Gov. Wolf pushes state Senate to support window to sue for sexual abuse survivors
Gov. Tom Wolf on Tuesday applauded members of the Pennsylvania House of Representatives for swiftly passing a bill to create a two-year window for survivors of child sexual abuse previously timed out of court to sue their abusers.
Building on a campaign he launched this month, Wolf challenged the state Senate to now adopt the legislation recommended by a statewide grand jury that found 301 priests abused at least 1,000 children in six Catholic dioceses — including Greensburg and Pittsburgh — over decades and largely escaped legal consequences due to death and the state’s statute of limitations for prosecuting such crimes.
The House amended Senate bill 261 and passed it 173-21, including a temporary, two-year window for past victims who are timed out of the legal system to file civil suits.
The bill also eliminates criminal statutes of limitations in future child sexual abuse cases and gives victims until age 50 to sue perpetrators and those who supervise them.
The bill now is back with the Senate. There are 10 voting days remaining in this session.
“The tireless work of the advocates, Rep. Mark Rozzi, Attorney General Shapiro, the victims who bravely spoke out, and the families of those who have lost loved ones because of these heinous abuses has helped the House to move quickly, demonstrating again that Pennsylvania is at the forefront of states willing to take these issues seriously.

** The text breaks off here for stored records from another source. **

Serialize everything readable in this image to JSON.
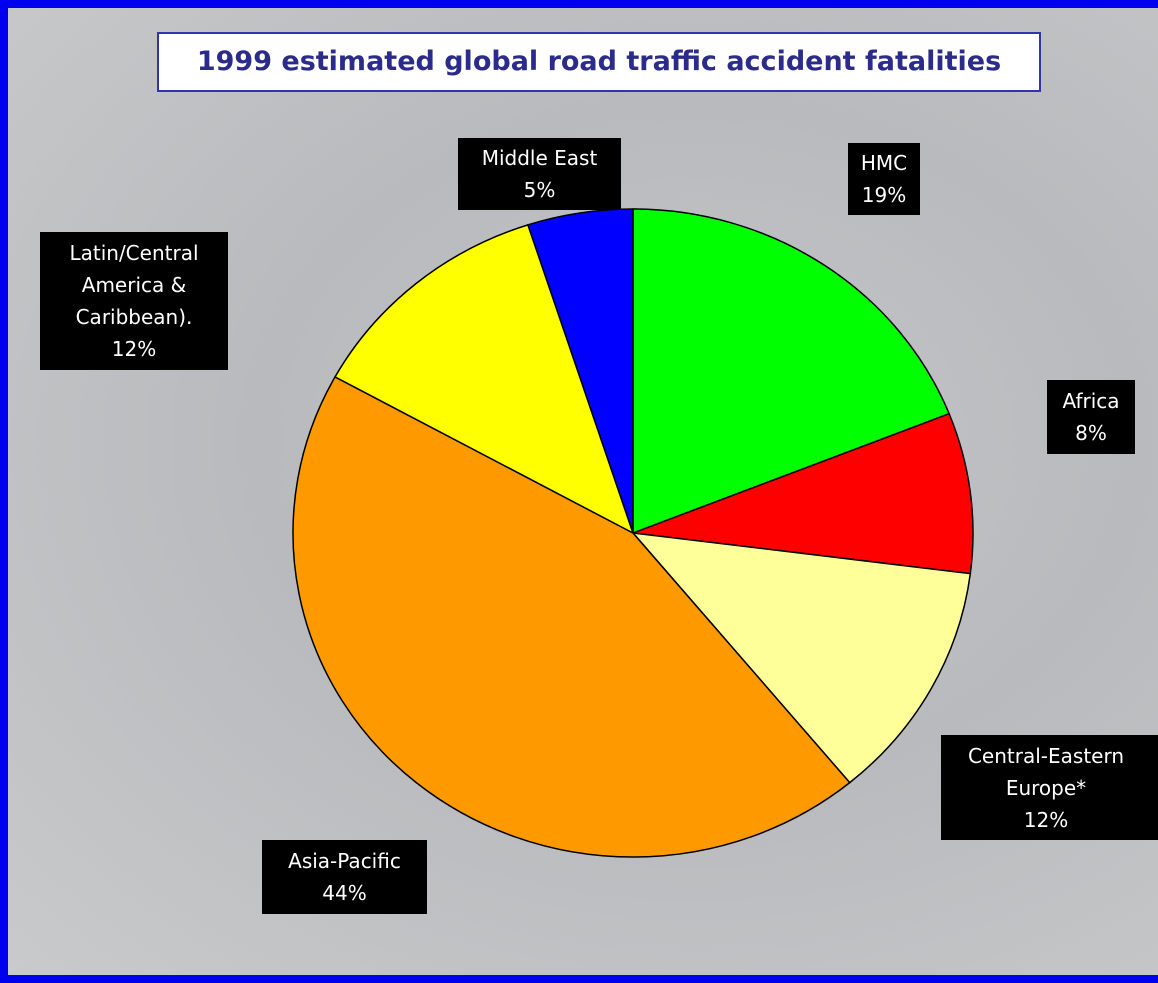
{
  "chart_data": {
    "type": "pie",
    "title": "1999 estimated global road traffic accident fatalities",
    "categories": [
      "HMC",
      "Africa",
      "Central-Eastern Europe*",
      "Asia-Pacific",
      "Latin/Central America & Caribbean).",
      "Middle East"
    ],
    "values": [
      19,
      8,
      12,
      44,
      12,
      5
    ],
    "value_labels": [
      "19%",
      "8%",
      "12%",
      "44%",
      "12%",
      "5%"
    ],
    "colors": [
      "#00ff00",
      "#ff0000",
      "#ffff99",
      "#ff9900",
      "#ffff00",
      "#0000ff"
    ]
  }
}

I now ask the Senate to take up this legislation and follow suit with passage of this landmark legislation,” Wolf said in a statement.

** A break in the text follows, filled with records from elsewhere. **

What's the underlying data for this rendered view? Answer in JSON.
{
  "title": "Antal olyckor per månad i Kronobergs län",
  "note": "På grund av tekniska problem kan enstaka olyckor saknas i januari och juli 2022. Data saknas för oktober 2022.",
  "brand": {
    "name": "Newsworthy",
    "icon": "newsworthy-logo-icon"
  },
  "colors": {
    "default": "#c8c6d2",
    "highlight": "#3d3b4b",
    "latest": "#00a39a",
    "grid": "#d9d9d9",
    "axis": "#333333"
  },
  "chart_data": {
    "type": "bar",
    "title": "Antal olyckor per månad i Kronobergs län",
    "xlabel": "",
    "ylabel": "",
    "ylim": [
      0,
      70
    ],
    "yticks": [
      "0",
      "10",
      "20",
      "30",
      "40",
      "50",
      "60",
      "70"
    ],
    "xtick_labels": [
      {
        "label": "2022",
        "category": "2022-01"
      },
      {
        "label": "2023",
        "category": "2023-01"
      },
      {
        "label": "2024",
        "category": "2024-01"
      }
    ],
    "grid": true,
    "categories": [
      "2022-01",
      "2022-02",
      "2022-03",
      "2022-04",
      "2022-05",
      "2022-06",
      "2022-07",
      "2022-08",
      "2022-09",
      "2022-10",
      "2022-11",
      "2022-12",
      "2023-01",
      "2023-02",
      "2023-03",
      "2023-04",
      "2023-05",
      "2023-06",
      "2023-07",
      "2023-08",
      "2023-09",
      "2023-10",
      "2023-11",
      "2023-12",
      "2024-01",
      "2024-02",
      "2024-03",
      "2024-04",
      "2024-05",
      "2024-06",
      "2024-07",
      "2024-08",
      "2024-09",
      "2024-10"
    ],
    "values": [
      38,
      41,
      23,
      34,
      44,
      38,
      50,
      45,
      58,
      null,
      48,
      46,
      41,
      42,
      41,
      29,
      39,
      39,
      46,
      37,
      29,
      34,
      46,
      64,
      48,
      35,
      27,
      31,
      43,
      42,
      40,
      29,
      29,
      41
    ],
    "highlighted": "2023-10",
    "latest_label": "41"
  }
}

House members two years ago passed a similar bill following a grand jury’s findings of long-concealed reports of clergy sexual abuse in the Altoona-Johnstown Catholic Diocese. That bill failed to pass in the Senate — where leaders again have expressed skepticism about such legislation, questioning whether it would pass muster under the state constitution.
On Monday, Wolf joined state Attorney General Josh Shapiro, abuse survivors and supporters of the bill to create retroactive window to sue at a rally in Harrisburg.
Although the legislation was prompted by the grand jury report on clergy sexual abuse, advocates said it would benefit all victims of child sexual abuse, many of whom don’t come forward for decades.
Both the Pennsylvania Catholic Conference and the Pennsylvania Insurance Federation have lobbied against any kind of retroactive window for civil suits, citing constitutional and financial concerns.
Citing the likelihood of prolonged litigation and fear of the financial toll such a measure could inflict on the Church, the Pennsylvania Catholic Conference last week recommended that lawmakers reject the window for old claims and instead support a settlement fund for old claims to be underwritten by the dioceses and administered by a neutral third party.
The battle over the bill comes on the eve of a Pennsylvania Supreme Court hearing in Philadelphia where lawyers for a dozen clergy members who objected to the recent grand jury report and had their names redacted argue that grand jury procedures left them with no vehicle to defend their right to reputation under the state constitution.
Shapiro wants the full report outlining the findings of the grand jury’s two-year investigation to be made public.